Pour les trois repas de la journée on dépense, en moyenne, 3,73 euros par jour et par patient.
Car on s’en doute si on mange mal ce n’est pas la faute de la Sodexo mais du porte-monnaie. Selon le CNA, l’alimentation ne représente que 1 à 2% du budget d’un hôpital public. Concrètement, pour les trois repas de la journée l’hôpital dépense, en moyenne, 3,73 euros par jour et par patient. Et les baisses de dotation ne peuvent qu’inquiéter quant à l’avenir de ce budget déjà ridiculement faible. Même si de plus en plus d’hôpitaux produisent eux-mêmes leurs repas, il est difficile de proposer un repas plaisant lorsque Ie prix prime sur la qualité.
Alors oui, les choix de plats en sauce bon marché n’aident pas à l’appréciation générale de ces repas mais est-ce seulement le produit qui fait qu’ils termine trop souvent à la poubelle ? Certaines pratiques de fabrications très courantes altèrent considérablement le goût des aliments. Beaucoup de cuisines préparent les barquettes un jour à l’avance et les conservent par liaison froide (les denrées subissent immédiatement après leur cuisson une réfrigération rapide avant d’être stockées à basse température). Une technique qui ne réussit pas du tout à certains ingrédients comme la viande qui se retrouve sans goût.
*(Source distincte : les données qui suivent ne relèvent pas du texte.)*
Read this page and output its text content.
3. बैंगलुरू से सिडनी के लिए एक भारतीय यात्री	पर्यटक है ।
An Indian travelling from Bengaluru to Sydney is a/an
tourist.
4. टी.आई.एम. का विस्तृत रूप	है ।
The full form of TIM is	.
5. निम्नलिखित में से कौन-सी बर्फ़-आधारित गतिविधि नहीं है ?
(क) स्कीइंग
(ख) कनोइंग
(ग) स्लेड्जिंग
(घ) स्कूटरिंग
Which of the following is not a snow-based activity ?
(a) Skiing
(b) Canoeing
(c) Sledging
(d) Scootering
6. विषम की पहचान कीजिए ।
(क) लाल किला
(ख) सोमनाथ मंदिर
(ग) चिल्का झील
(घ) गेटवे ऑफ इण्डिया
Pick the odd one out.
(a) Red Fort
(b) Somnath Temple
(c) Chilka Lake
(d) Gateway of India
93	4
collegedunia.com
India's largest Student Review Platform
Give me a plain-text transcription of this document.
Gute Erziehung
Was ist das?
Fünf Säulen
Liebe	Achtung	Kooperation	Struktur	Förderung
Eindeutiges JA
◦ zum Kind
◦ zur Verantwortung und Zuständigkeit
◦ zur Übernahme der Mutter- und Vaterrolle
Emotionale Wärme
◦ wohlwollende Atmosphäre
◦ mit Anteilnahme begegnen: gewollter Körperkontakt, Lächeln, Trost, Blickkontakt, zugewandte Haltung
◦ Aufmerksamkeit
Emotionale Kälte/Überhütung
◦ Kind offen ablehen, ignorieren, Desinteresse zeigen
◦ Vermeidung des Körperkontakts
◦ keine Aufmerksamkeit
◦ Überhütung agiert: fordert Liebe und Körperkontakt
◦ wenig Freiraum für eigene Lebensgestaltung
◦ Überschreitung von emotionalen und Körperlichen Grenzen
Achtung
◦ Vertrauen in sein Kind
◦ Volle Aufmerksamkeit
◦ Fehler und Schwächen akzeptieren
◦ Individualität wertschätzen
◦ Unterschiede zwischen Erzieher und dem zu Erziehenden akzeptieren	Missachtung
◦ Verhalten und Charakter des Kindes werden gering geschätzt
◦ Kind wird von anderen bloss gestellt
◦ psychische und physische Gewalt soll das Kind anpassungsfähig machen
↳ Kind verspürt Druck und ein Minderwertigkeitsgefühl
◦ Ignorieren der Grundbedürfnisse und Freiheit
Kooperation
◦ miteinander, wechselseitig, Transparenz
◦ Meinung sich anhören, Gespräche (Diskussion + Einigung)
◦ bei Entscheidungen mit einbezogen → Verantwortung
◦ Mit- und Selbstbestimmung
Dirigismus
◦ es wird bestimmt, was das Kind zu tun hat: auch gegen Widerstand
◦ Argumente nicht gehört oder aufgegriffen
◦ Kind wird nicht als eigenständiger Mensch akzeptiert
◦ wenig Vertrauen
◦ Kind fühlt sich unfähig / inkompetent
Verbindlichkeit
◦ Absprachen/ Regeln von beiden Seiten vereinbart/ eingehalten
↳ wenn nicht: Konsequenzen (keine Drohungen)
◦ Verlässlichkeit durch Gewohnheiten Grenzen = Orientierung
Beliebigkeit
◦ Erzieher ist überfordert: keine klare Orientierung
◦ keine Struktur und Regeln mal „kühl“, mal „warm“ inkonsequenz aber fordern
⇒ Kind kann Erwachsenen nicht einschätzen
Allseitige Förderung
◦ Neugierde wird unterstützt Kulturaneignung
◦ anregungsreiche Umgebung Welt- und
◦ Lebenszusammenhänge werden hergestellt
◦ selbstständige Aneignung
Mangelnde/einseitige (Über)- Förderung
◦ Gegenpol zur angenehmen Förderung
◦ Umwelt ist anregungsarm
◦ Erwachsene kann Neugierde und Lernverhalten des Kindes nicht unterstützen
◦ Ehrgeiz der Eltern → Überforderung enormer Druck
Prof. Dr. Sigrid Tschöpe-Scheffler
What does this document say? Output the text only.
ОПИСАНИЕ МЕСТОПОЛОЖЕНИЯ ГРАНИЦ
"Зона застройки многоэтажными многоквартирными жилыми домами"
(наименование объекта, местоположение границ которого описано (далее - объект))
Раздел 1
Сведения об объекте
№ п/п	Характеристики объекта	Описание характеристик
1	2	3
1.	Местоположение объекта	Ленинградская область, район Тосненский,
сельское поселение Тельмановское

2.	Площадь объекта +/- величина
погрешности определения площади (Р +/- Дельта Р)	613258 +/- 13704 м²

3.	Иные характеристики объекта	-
Qui dit repas d’hôpitaux dit repas de personnes malades. Les plats sont donc adaptés à un régime souvent pauvre en sucre, en sel et en gras ce qui explique l’ajout régulier de sauce pour rehausser le goût. Les menus respectent un équilibre alimentaire et les grammages et variétés d’aliments sont eux définis par les directives du ministère de la Santé et du ministère de l’Agriculture et de la Pêche. Mais ces directives ne rendent pas la nourriture infecte puisque des repas bien meilleurs sont distribués dans le privé.
La comparaison avec les hôpitaux privés ou encore les cliniques à l’étranger comme les Japonaises qui servent des plats dignes de restaurants reste difficile à faire. « Dans le privé, on voit un effort fait sur la question alimentaire car la qualité de l’accueil, des chambres et de la restauration est une manière de se différencier par rapport au public. Sauf que l’on se retrouve parfois avec des offres différentes qui sont facturées à différents prix pour le patient et qui ne sont pas toujours prises en charge par les mutuelles » affirme Clémentine Hugol-Gential, coordinatrice du projet ALIMS (Alimentation et Lutte contre les Inégalités en Milieu de Santé). Ceux qui ont les moyens peuvent se permettre de payer des plateaux repas de qualité alors que cela devrait être la norme et non un surcoût pour le patient. Ce qui prime dans votre barquette à l’hôpital n’est pas la qualité mais son prix.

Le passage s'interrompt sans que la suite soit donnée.